What about my trash pickup? Here’s what’s affected by the L.A. city workers’ strike

Los Angeles sanitation workers
A Los Angeles sanitation workers clean a street in 2022
(Irfan Khan/Los Angeles Times)

For the first time in over a decade, thousands of Los Angeles city workers will walk off the job Tuesday, upending some services across the city for 24 hours.

Service Employees International Union Local 721, which represents county and city employees across Southern California, said it expects more than 11,000 Los Angeles city workers to participate in the one-day strike.

That means lifeguards, traffic officers, airport custodians, engineers and sanitation workers will be among those on the picket lines Tuesday. Starting early in the morning, the services they provide could be affected.

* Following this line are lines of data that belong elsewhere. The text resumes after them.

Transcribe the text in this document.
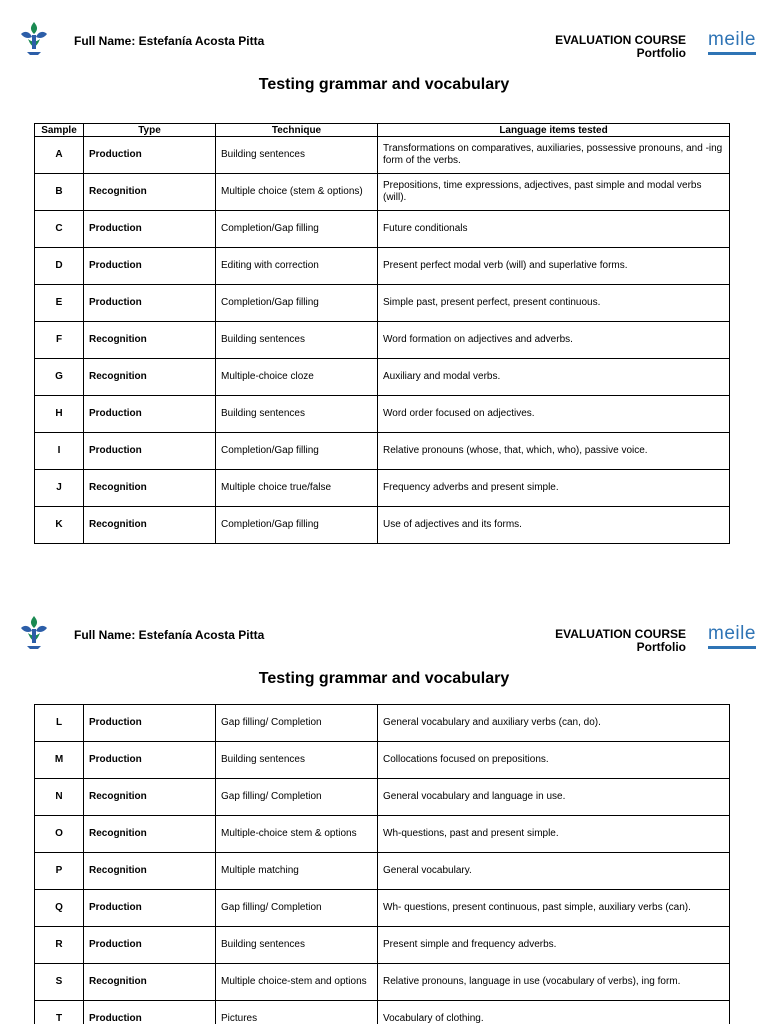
Full Name: Estefanía Acosta Pitta	EVALUATION COURSE
Portfolio
meile
Testing grammar and vocabulary
Sample	Type	Technique	Language items tested
A	Production	Building sentences	Transformations on comparatives, auxiliaries, possessive pronouns, and -ing form of the verbs.
B	Recognition	Multiple choice (stem & options)	Prepositions, time expressions, adjectives, past simple and modal verbs (will).
C	Production	Completion/Gap filling	Future conditionals
D	Production	Editing with correction	Present perfect modal verb (will) and superlative forms.
E	Production	Completion/Gap filling	Simple past, present perfect, present continuous.
F	Recognition	Building sentences	Word formation on adjectives and adverbs.
G	Recognition	Multiple-choice cloze	Auxiliary and modal verbs.
H	Production	Building sentences	Word order focused on adjectives.
I	Production	Completion/Gap filling	Relative pronouns (whose, that, which, who), passive voice.
J	Recognition	Multiple choice true/false	Frequency adverbs and present simple.
K	Recognition	Completion/Gap filling	Use of adjectives and its forms.
Full Name: Estefanía Acosta Pitta	EVALUATION COURSE
Portfolio
meile
Testing grammar and vocabulary
L	Production	Gap filling/ Completion	General vocabulary and auxiliary verbs (can, do).
M	Production	Building sentences	Collocations focused on prepositions.
N	Recognition	Gap filling/ Completion	General vocabulary and language in use.
O	Recognition	Multiple-choice stem & options	Wh-questions, past and present simple.
P	Recognition	Multiple matching	General vocabulary.
Q	Production	Gap filling/ Completion	Wh- questions, present continuous, past simple, auxiliary verbs (can).
R	Production	Building sentences	Present simple and frequency adverbs.
S	Recognition	Multiple choice-stem and options	Relative pronouns, language in use (vocabulary of verbs), ing form.
T	Production	Pictures	Vocabulary of clothing.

According to the mayor’s office, animal shelters will be closed, and there will probably be fewer traffic officers out giving parking tickets.

Union leaders say dozens of locations across the city — Los Angeles International Airport, the Port of Los Angeles and City Hall, to name a few — will feel some effects as union members walk off the job over what they say are unfair labor practices by the city.

The one-day walkout, staged by SEIU Local 721, is expected to trigger the closure of animal shelters and at least some swimming pools and delay trash pickup until later in the week.

Aug. 8, 2023

Here’s what you should know to prepare to navigate the city Tuesday:

My trash is supposed to be picked up Tuesday. What should I expect?

Your trash will be collected Wednesday instead. With hundreds of trash collectors expected on the picket lines Tuesday, the city will push trash day one day back for everyone, as it does on holidays. Friday collections will take place on Saturday.

The collection schedule will return to normal by Monday, Aug. 14.

What if I want to swim at a pool?

SEIU said it expects about 300 of the lifeguards working at the dozens of swimming pools across the city to strike, meaning potential pool closures and canceled classes. As of Monday afternoon, the city’s Department of Recreation and Parks was still figuring out what that means for pool operations and whether it will be able to keep pools open without union lifeguards. You can check the city’s daily pool report on the Department of Recreation and Parks website for real-time updates before heading out to swim.

Will LAX be a mess?

Just make sure you leave extra time to get to and from the airport. Hundreds of employees at LAX — including custodians and shuttle drivers — are expected to be on the picket lines. Dae Levine, a spokesperson for Los Angeles World Airports, said LAX is working to ensure “operations will continue as close to normal as possible,” but recommended passengers arrive a little earlier than they normally would.

Airport security will be staffed as normal, though. SEIU has given a “line pass” — explicit permission to cross the picket line — to the security workers at LAX. The union has also given a line pass to detention officers, so the jails operated by the Los Angeles Police Department will be staffed as normal.


In the first major walkout by Los Angeles city government workers in decades, thousands walked off the job Tuesday.

Aug. 8, 2023

What services won’t be touched by the strike?

The mayor’s office said it expects homeless and housing services run by the city to continue operating as usual Tuesday. However, homeless encampment cleanings scheduled for the day of the strike are now expected to take place Saturday.

Libraries, preschools and day-care facilities operated by the city are expected to be open as usual. Police and fire services are also unlikely to be affected; firefighters and police are banned from striking.

Anything else I should look out for?

The Port of Los Angeles and the city’s Department of Transportation both have hundreds of SEIU members, so expect some disruption there. A spokesperson for the port, which has 300 employees represented by SEIU, says it will continue operating despite the strike. More than 500 traffic officers in charge of parking enforcement and directing traffic at concerts and other events are also expected to be off the job Tuesday.

More service disruptions could crop up if other city unions join the thousands of SEIU workers at the picket lines Tuesday as union leadership has urged them to do.

“We do expect folks to be out on lines with us,” SEIU spokesperson Mike Long said.

AFSCME, which represents roughly 10,000 employees in nearly every city department, said in a statement it supports SEIU’s strike and has notified members of “their right to honor SEIU’s picket line.”